The U.S. Small Business Administration was created to help entrepreneurs like the Chocomize men. The SBA’s main job is to encourage people to make that jump, said Penny Pickett, associate administrator for entrepreneurial development.
First up, Heinbockel said, was research, then writing a business plan. The business plan includes everything from an analysis of your company’s competitors to the organization of its management to your financial projections. It’s a guide for you to follow, Picket said, but it’s also something to show potential backers that you’re serious.
“It’s a blueprint for where you are and where you want to go,” Pickett said. “You don’t build a house without having a drawing in place.”
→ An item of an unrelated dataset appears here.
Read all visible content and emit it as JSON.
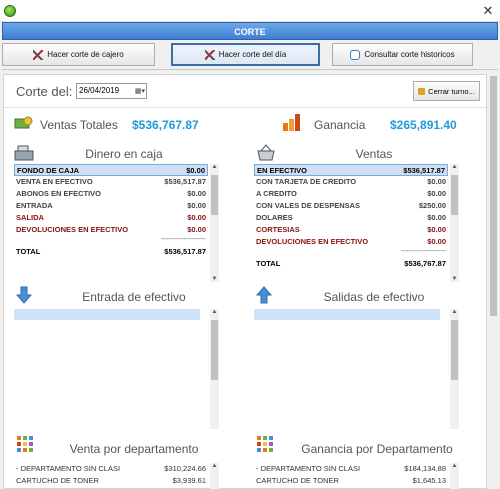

Writing the business plan forced them to think about a lot of different aspects they might have otherwise overlooked, Heinbockel said. The Chocomize men went to Google, looking for pricing on rent, machinery, packaging, website development and liability insurance. They sent a survey to everyone they could think of, asking what they would be willing to spend on chocolate and what ingredients they’d most like to be able to include. They even had responders vote on their company name.
Kaempfer said the next step, getting financing, was the most difficult in Chocomize’s start-up. According to the SBA, commercial banks are the largest lenders of debt capital to small businesses, but friends and family are also a huge resource to entrepreneurs.
The partners thought they had a general idea of what they would need to start the company, but the things they hadn’t thought of quickly added up — like three $15,000 chocolate tempering machines instead of just one.
So Kaempfer sold his car and the trio found more funding through family. Heinbockel’s grandparents put up a significant chunk so that the men could maintain 100 percent ownership.
The men moved at light-speed, trying to open Chocomize for the 2009 holiday season. They settled on a name, found an office, hired interns, found a production location and bought the necessary equipment. After their website launched in mid-November, orders started rolling in. In March, the company had its first profitable month — a huge step for a new business, Pickett said.
“We never expected the whole thing to take off that quickly,” Kaempfer said. “I’ve thought about the whole thing — if I had stayed in college to get my master’s degree, I wouldn’t have been any more qualified than I am now. You have to just do it and have to get started.”
LaCava agreed. He said he’s working in a business he loves, with partners he respects, in a new industry that’s teaching them something every day because they had the gall to believe they could.
“If you never force yourself to take the first step, then a good idea will always just be a good idea,” he said. “Being my own boss is great … every time we have some sort of success, I know that it is because of the hard work and risk that we put into starting the company and keeping it going. Plus, being able to eat all the chocolate and candy I want without having someone yell at me is pretty awesome.”